CARBON-DIOXIDE CLATHRATE HYDRATE EPITAXIAL-GROWTH - SPECTROSCOPIC EVIDENCE FOR FORMATION OF THE SIMPLE TYPE-II CO2 HYDRATE

It is known that small atomic and diatomic species such as argon, krypton, nitrogen, and oxygen preferentially form a structure-II clathrate hydrate through occupation of the structure-II small (and large) cages. There have apparently been no similar reports indicating that small triatomic molecules having a diameter of 5.4 angstrom or less also disobey the classical clathrate hydrate size-structure rule by forming a structure-II hydrate. However, an exception has now been recognized in FT-IR studies of CO2 clathrate hydrate metastable thin films prepared by using epitaxial cryogenic methods.

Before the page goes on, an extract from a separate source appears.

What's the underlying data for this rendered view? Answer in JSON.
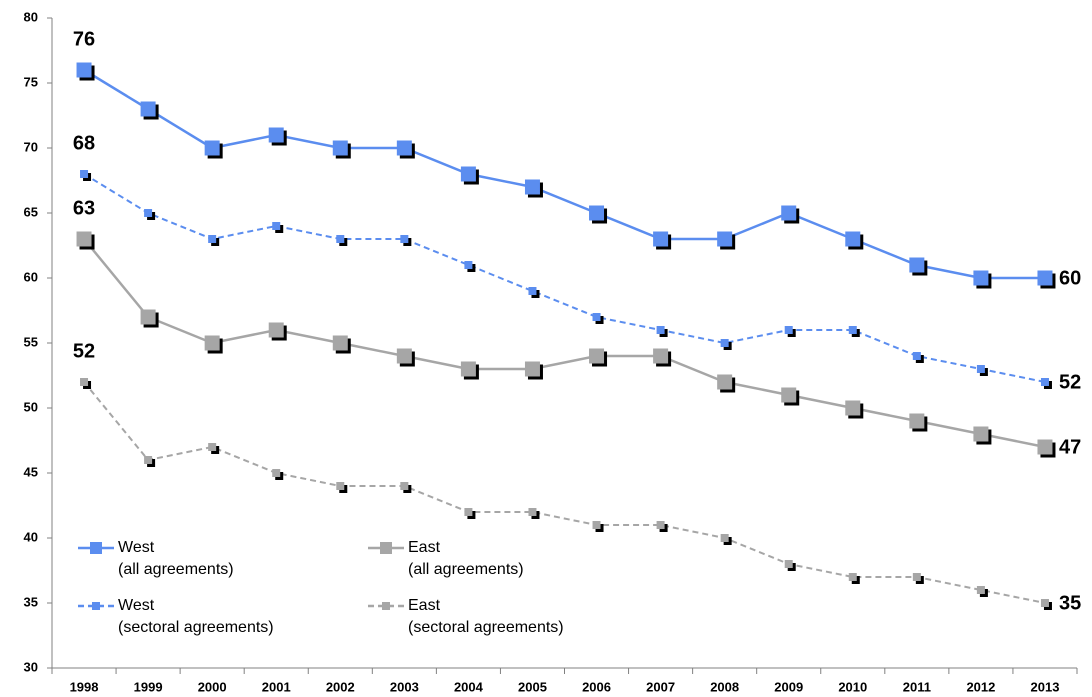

For the type-I CO2 simple hydrate, grown epitaxially to the ethylene oxide clathrate hydrate under kinetic control, an occupation of both the small and the large cages is indicated by CO2 nu-3-band peak frequencies of 2347 and 2335 cm-1, respectively. More surprisingly, the small CO2 molecules, with a maximum van der Waals parameter of 4.7 angstrom, are also capable of "stabilizing" the type-II hydrate through interactions within the small cages. This is evident from a single nu-3 absorption band at 2345 cm-1 for the simple hydrate grown epitaxially to the structure-II clathrate hydrate of tetrahydrofuran at 150 K. Thermal effects on the spectra of these simple hydrates, attributed to the onset of rotational motion of the guest molecules within the large cages, are also examined. For example, a transition dipole coupling of the CO2 guest molecules of neighboring cages, apparent from a comparison of the bands of the isotopomers of the naturally abundant C-12 and C-13 isotopes, is disrupted by warning.